On Thu, May 15, 2014 at 10:03 PM, John Mark Vandenberg jayvdb@gmail.com wrote:
We're getting a long way off topic of the still frame on MOTD, but I agree, and wish that the WMF would make this a priority for their multimedia and search team. Many improvements have been suggested by the community, and both sides of the fence have even agreed on some of them, such as clustered search results:
https://meta.wikimedia.org/wiki/Controversial_content/Brainstorming#Clusteri... https://bugzilla.wikimedia.org/show_bug.cgi?id=35701
First, as general background, WMF recently started migrating its search infrastructure over to ElasticSearch. See:
https://www.mediawiki.org/wiki/Search https://www.mediawiki.org/wiki/Help:CirrusSearch
The new search is available on Commons as a BetaFeature. It's worth looking at search results that are viewed as problematic through the new search and compare. For example, the results for "Asian" are markedly different in the new search.
I would caution against a simplistic characterization of technology as a solution for what's inherently a complex socio-technical problem. That was a core issue with the image filter proposal and it's a similar issue here. If people insist on uploading pictures of masturbation with toothbrushes, those pictures will come up in searches. If we insist on not having a distinction between explicit and non-explicit materials in file metadata, search results won't have it either. We can point the finger at technology because that's easy, but it's not magical pixie dust.

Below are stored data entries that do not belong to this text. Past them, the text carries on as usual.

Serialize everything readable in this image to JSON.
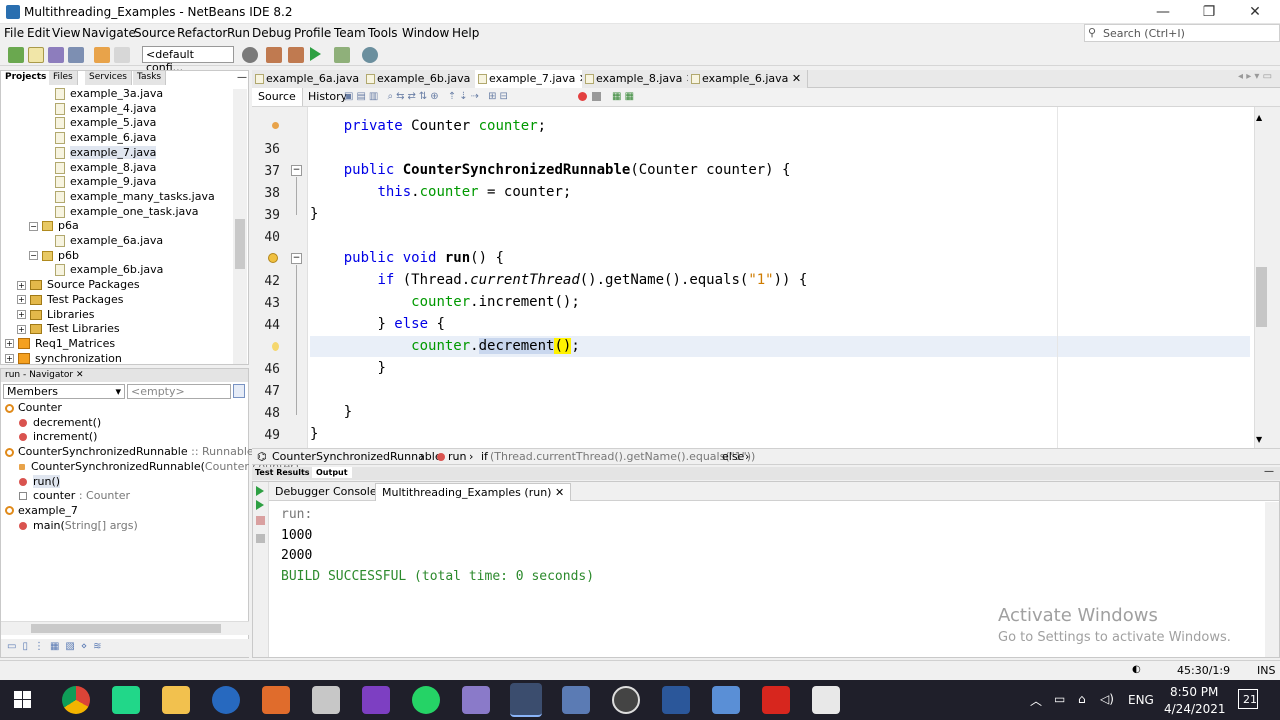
{
  "window": {
    "title": "Multithreading_Examples - NetBeans IDE 8.2",
    "controls": [
      "—",
      "❐",
      "✕"
    ]
  },
  "menu": [
    "File",
    "Edit",
    "View",
    "Navigate",
    "Source",
    "Refactor",
    "Run",
    "Debug",
    "Profile",
    "Team",
    "Tools",
    "Window",
    "Help"
  ],
  "search": {
    "placeholder": "Search (Ctrl+I)"
  },
  "toolbar": {
    "config": "<default confi..."
  },
  "projects_panel": {
    "tabs": [
      "Projects",
      "Files",
      "Services",
      "Tasks"
    ],
    "items": [
      {
        "label": "example_3a.java",
        "kind": "file",
        "indent": 2
      },
      {
        "label": "example_4.java",
        "kind": "file",
        "indent": 2
      },
      {
        "label": "example_5.java",
        "kind": "file",
        "indent": 2
      },
      {
        "label": "example_6.java",
        "kind": "file",
        "indent": 2
      },
      {
        "label": "example_7.java",
        "kind": "file",
        "indent": 2,
        "selected": true
      },
      {
        "label": "example_8.java",
        "kind": "file",
        "indent": 2
      },
      {
        "label": "example_9.java",
        "kind": "file",
        "indent": 2
      },
      {
        "label": "example_many_tasks.java",
        "kind": "file",
        "indent": 2
      },
      {
        "label": "example_one_task.java",
        "kind": "file",
        "indent": 2
      },
      {
        "label": "p6a",
        "kind": "package",
        "indent": 1
      },
      {
        "label": "example_6a.java",
        "kind": "file",
        "indent": 2
      },
      {
        "label": "p6b",
        "kind": "package",
        "indent": 1
      },
      {
        "label": "example_6b.java",
        "kind": "file",
        "indent": 2
      },
      {
        "label": "Source Packages",
        "kind": "folder",
        "indent": 0
      },
      {
        "label": "Test Packages",
        "kind": "folder",
        "indent": 0
      },
      {
        "label": "Libraries",
        "kind": "folder",
        "indent": 0
      },
      {
        "label": "Test Libraries",
        "kind": "folder",
        "indent": 0
      },
      {
        "label": "Req1_Matrices",
        "kind": "project",
        "indent": -1
      },
      {
        "label": "synchronization",
        "kind": "project",
        "indent": -1
      }
    ]
  },
  "navigator": {
    "title": "run - Navigator",
    "members_label": "Members",
    "filter_placeholder": "<empty>",
    "items": [
      {
        "label": "Counter",
        "kind": "class",
        "indent": 0
      },
      {
        "label": "decrement()",
        "kind": "method",
        "indent": 1
      },
      {
        "label": "increment()",
        "kind": "method",
        "indent": 1
      },
      {
        "label": "CounterSynchronizedRunnable",
        "suffix": " :: Runnable",
        "kind": "class",
        "indent": 0
      },
      {
        "label": "CounterSynchronizedRunnable(",
        "suffix": "Counter counter)",
        "kind": "ctor",
        "indent": 1
      },
      {
        "label": "run()",
        "kind": "method",
        "indent": 1,
        "selected": true
      },
      {
        "label": "counter",
        "suffix": " : Counter",
        "kind": "field",
        "indent": 1
      },
      {
        "label": "example_7",
        "kind": "class",
        "indent": 0
      },
      {
        "label": "main(",
        "suffix": "String[] args)",
        "kind": "method",
        "indent": 1
      }
    ]
  },
  "editor_tabs": [
    {
      "label": "example_6a.java"
    },
    {
      "label": "example_6b.java"
    },
    {
      "label": "example_7.java",
      "active": true
    },
    {
      "label": "example_8.java"
    },
    {
      "label": "example_6.java"
    }
  ],
  "editor_subtabs": {
    "source": "Source",
    "history": "History"
  },
  "code": {
    "line_numbers": [
      "",
      "36",
      "37",
      "38",
      "39",
      "40",
      "",
      "42",
      "43",
      "44",
      "",
      "46",
      "47",
      "48",
      "49"
    ],
    "l35a": "private",
    "l35b": "Counter",
    "l35c": "counter",
    "l35d": ";",
    "l37a": "public",
    "l37b": "CounterSynchronizedRunnable",
    "l37c": "(Counter counter) {",
    "l38a": "this",
    "l38b": ".",
    "l38c": "counter",
    "l38d": " = counter;",
    "l39": "}",
    "l41a": "public void",
    "l41b": "run",
    "l41c": "() {",
    "l42a": "if",
    "l42b": "(Thread.",
    "l42c": "currentThread",
    "l42d": "().getName().equals(",
    "l42e": "\"1\"",
    "l42f": ")) {",
    "l43a": "counter",
    "l43b": ".increment();",
    "l44a": "} ",
    "l44b": "else",
    "l44c": " {",
    "l45a": "counter",
    "l45b": ".",
    "l45c": "decrement",
    "l45d": "()",
    "l45e": ";",
    "l46": "}",
    "l48": "}",
    "l49": "}"
  },
  "breadcrumb": {
    "c1": "CounterSynchronizedRunnable",
    "c2": "run",
    "c3a": "if",
    "c3b": "(Thread.currentThread().getName().equals(\"1\"))",
    "c3c": "else"
  },
  "output": {
    "panel_tabs": [
      "Test Results",
      "Output"
    ],
    "sub_tabs": [
      "Debugger Console",
      "Multithreading_Examples (run)"
    ],
    "lines": [
      "run:",
      "1000",
      "2000",
      "BUILD SUCCESSFUL (total time: 0 seconds)"
    ]
  },
  "activate": {
    "title": "Activate Windows",
    "sub": "Go to Settings to activate Windows."
  },
  "status": {
    "position": "45:30/1:9",
    "mode": "INS"
  },
  "taskbar": {
    "lang": "ENG",
    "time": "8:50 PM",
    "date": "4/24/2021",
    "notif": "21"
  }
}
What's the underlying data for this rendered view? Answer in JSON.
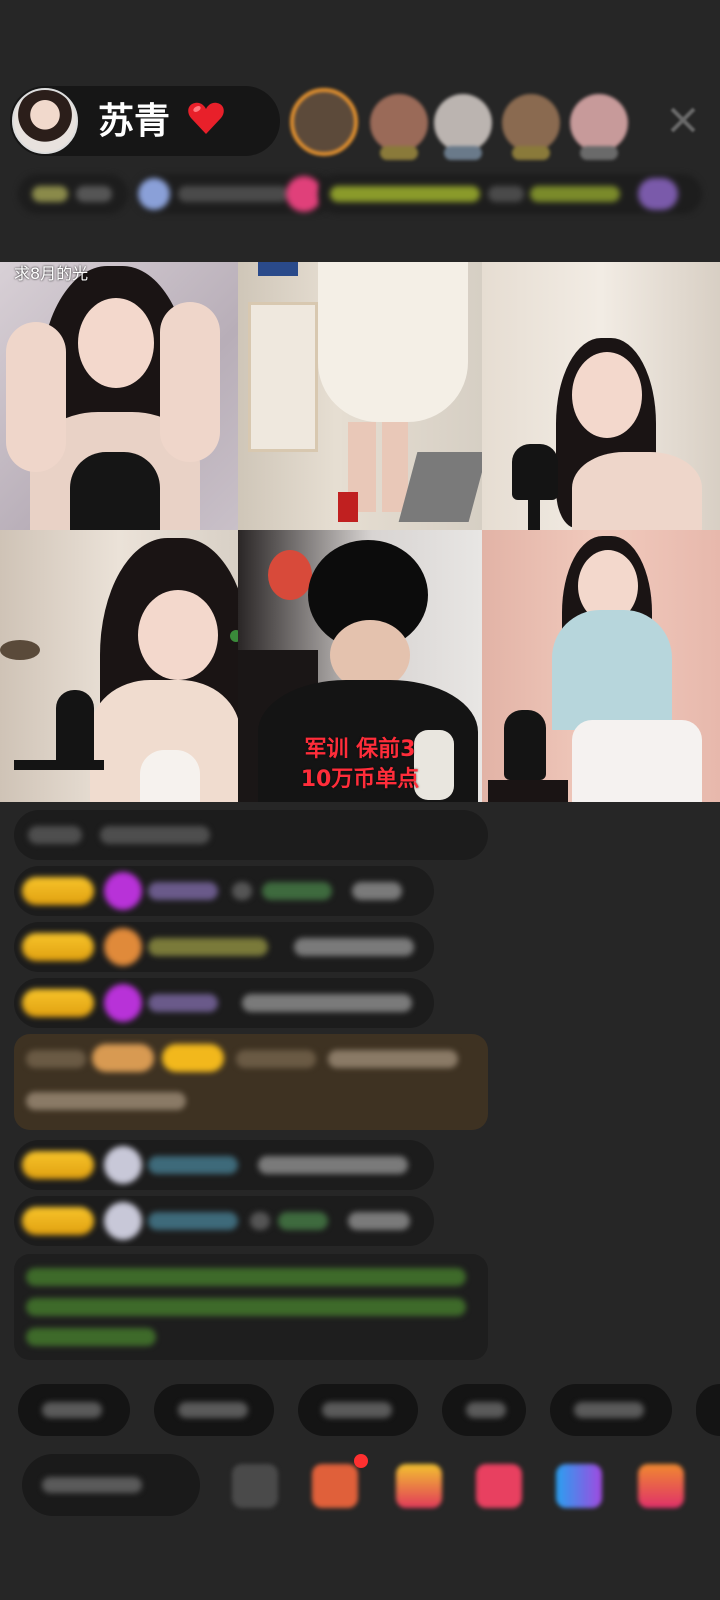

To get a feel for ElasticSearch's capabilities, please see the help page above, as well as the tech talk that Nik gave earlier today on the subject: https://www.youtube.com/watch?v=FubXExbAvOA
Capabilities that exist today with the new search include template-based "boosting" of results, a feature that's already enabled on Commons and which will boost quality content in search results: https://commons.wikimedia.org/w/index.php?title=MediaWiki:Cirrussearch-boost...
ElasticSearch has support for faceting (see http://www.elasticsearch.org/guide/en/elasticsearch/reference/current/search... ), which might come in handy for creating a breakdown of search results.
However, keep in mind that unless you collapse each facet by default, you're still going to show explicit thumbs -- and collapsing results by default could compromise usability to an unacceptable degree for the common use case. The more complex suggestions that include taking the full category tree into account also seem fairly complex/expensive (ElasticSearch has no awareness of the actual category tree structure, which is a complex structure to traverse) and a faceted search that only operates on the specific categories associated with a given file might not be very useful due to the high degree of granularity that exists in the category structure.
I'd encourage Nik and Chad (search engineers) to weigh in here & on the bug as they see fit, as well as correct me if I'm misrepresenting anything in the above.
Cheers, Erik